Rabu, Februari 19, 2025
Indonesia
6,813,429
Total confirmed cases
Updated on September 27, 2023 3:55 am

Mengenal GBHN pada Sistem Pemerintahan Presidensial

Jendelahukum.com- Keberadaan Garis-garis Besar Haluan Negara (GBHN) dalam konstitusi merupakan suatu hal yang wajar, karena selain memiliki muatan tentang jaminan hak-hak asasi manusia, susunan ketatanegaraan dan pembagian dan pembatasan tugas ketatanegaraan yang juga bersifat fundamental, konstitusi juga memiliki materi muatan yang berisikan haluan pembangunan negara juga menjadi kebutuhan yang layak dimasukkan.

Sebetulnya di Indonesia telah memuat beberapa ketentuan yang berkaitan dengan the principle of state administration. Sebagaimana untuk mengurusi pendidikan dan kebudayaan tercantum di dalam Bab XIII, Pasal 31 dan 32, serta perekonomian nasional dan kesejahteraan sosial tercantum di dalam Bab XIV, Pasal 33 dan 34.

(Baca juga: Benarkah Status Kewarganegaraan Eks ISIS Sudah Hilang?)

Ketentuan tersebut dapat dikatakan sebagai sebuah haluan negara, walaupun tidak diberikan judul “Garis-Garis Besar Haluan Negara”. Namun, pada implemetasinya sering kali dilanggar, misalnya dalam hal prioritas anggaran pendidikan sekurang-kurangnya dua puluh persen dari APBN dan APBD (Pasal 31 Ayat 4), penguasaan cabang-cabang produksi yang penting dan menguasai hajat hidup orang banyak dikuasai oleh negara (Pasal 33 Ayat 2 dan 3), maupun fakir miskin dan anak-anak yang terlantar dipelihara oleh negara (Pasal 34 Ayat 1).

Atas dasar hal tersebut, semestinya ketentuan-ketentuan ini ditegaskan sebagai sebuah haluan negara disertai penyempurnaan-penyempurnaan sehingga dapat dijadikan pedoman pembangunan yang berkelanjutan serta dapat dilakukan penegakannya. Sementara itu, implikasi hukum pelanggaran GBHN khususnya pada penjatuhan Presiden.
Padahal dalam prinsip sistem presidensil, masa jabatan Presiden adalah tetap (fixed term) dalam rangka mendukung eksekutif yang kuat dan stabil. Hal tersebut juga sejalan dengan prinsip sistem ini bahwa Presiden bukan bagian dari lembaga perwakilan sehingga Presiden tidak dapat dijatuhkan atau diberhentikan dari jabatannya oleh lembaga perwakilan.
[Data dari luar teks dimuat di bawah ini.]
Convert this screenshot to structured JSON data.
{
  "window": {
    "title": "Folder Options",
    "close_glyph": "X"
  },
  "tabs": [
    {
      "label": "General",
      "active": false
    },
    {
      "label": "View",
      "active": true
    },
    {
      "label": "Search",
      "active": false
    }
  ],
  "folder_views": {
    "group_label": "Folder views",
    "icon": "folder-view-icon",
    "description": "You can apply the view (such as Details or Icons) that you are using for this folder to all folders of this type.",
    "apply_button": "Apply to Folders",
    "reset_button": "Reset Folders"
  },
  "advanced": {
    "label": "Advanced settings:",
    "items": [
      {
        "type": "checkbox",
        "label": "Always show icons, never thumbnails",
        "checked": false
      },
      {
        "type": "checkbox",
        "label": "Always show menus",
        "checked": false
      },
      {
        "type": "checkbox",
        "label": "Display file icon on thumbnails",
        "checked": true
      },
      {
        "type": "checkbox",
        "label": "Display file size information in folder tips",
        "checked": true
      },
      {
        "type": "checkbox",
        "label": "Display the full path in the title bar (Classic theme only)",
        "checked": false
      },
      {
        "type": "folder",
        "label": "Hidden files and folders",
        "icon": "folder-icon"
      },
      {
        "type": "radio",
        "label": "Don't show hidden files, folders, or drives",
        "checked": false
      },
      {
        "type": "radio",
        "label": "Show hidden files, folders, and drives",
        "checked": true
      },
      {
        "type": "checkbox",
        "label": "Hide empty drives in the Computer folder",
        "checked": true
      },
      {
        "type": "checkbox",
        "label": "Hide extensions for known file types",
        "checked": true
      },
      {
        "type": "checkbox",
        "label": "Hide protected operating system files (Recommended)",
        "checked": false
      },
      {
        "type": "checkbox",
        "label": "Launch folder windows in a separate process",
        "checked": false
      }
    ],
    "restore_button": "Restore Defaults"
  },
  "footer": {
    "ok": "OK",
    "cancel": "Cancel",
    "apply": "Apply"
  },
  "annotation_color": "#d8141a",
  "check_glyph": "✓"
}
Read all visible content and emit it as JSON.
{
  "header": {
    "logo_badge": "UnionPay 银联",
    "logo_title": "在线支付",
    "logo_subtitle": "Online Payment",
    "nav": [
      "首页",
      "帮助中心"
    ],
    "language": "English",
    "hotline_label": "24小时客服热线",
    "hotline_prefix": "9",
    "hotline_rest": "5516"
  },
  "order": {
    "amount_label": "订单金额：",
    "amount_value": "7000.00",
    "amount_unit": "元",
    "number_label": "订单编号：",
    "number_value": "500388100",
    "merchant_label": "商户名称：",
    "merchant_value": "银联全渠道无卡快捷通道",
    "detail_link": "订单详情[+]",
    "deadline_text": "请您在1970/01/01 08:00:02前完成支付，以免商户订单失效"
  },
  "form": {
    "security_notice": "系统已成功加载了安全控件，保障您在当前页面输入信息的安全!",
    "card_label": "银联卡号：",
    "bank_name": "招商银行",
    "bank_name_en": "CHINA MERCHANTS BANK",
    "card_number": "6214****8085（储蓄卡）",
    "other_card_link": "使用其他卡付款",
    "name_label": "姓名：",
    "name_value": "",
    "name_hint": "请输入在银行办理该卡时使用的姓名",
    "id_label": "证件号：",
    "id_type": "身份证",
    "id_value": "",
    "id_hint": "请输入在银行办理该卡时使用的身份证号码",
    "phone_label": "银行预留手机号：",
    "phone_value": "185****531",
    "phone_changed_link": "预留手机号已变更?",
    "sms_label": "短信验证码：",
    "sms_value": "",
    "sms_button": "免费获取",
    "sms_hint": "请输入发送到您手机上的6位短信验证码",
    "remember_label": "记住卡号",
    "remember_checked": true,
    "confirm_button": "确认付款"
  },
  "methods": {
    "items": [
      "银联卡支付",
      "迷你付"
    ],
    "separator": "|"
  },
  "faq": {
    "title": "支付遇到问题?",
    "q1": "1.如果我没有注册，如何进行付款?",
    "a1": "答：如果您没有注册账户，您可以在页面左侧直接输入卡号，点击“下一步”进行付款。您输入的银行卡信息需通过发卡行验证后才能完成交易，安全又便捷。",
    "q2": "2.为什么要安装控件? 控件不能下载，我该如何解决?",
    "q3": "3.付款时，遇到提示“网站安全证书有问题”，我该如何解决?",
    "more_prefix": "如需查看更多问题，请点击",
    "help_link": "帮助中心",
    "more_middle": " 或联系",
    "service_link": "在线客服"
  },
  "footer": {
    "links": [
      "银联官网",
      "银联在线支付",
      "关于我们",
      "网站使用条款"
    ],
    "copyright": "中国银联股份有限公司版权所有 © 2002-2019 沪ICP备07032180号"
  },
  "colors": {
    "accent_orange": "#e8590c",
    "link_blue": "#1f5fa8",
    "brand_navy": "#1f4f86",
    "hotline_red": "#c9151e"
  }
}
Begitu pula sebaliknya, Presiden pun tidak dapat membubarkan lembaga perwakilan. Dalam sistem presidensil, Presiden hanya dapat diberhentikan pada masa jabatan karena alasan hukum sebagaimana dalam Pasal 7A terkait proses impeachment.

Berdasarkan ketentuan tersebut bahwa kebutuhan haluan negara bukan untuk ‘romantisme’ mengembalikan sejarah yang kelam, melainkan untuk akuntabilitas kinerja lembaga-lembaga negara, karena dalam realitasnya pertanggungjawaban kinerja lembaga-lembaga negara pasca Reformasi tidak cukup jelas akibatnya setiap lembaga negara tak merasa mempertanggungjawabkan kinerjanya setiap tahun kepada rakyat, padahal dalam sistem yang dianut telah memberikan kepercayaan kepada lembaga-lembaga negara melalui daulat rakyat.

Atas dasar itu, sebagaimana sependapat dengan Mei Susanto (Dosen HTN, Unpad) bahwa dengan menempatkan GBHN dalam UUD NRI 1945, maka status hukum GBHN akan sangat kuat. Sesuai dengan ajaran supremasi konstitusi yang dianut Indonesia, maka kedudukan GBHN-pun menjadi supreme. Sejalan dengan sistem yang dianut Indonesia, maka Calon Presiden dan Wakil Presiden dalam kampanye pemilihan umum, memberikan janji kampanye yang merupakan terjemahan dari GBHN yang tercantum dalam UUD NRI 1945.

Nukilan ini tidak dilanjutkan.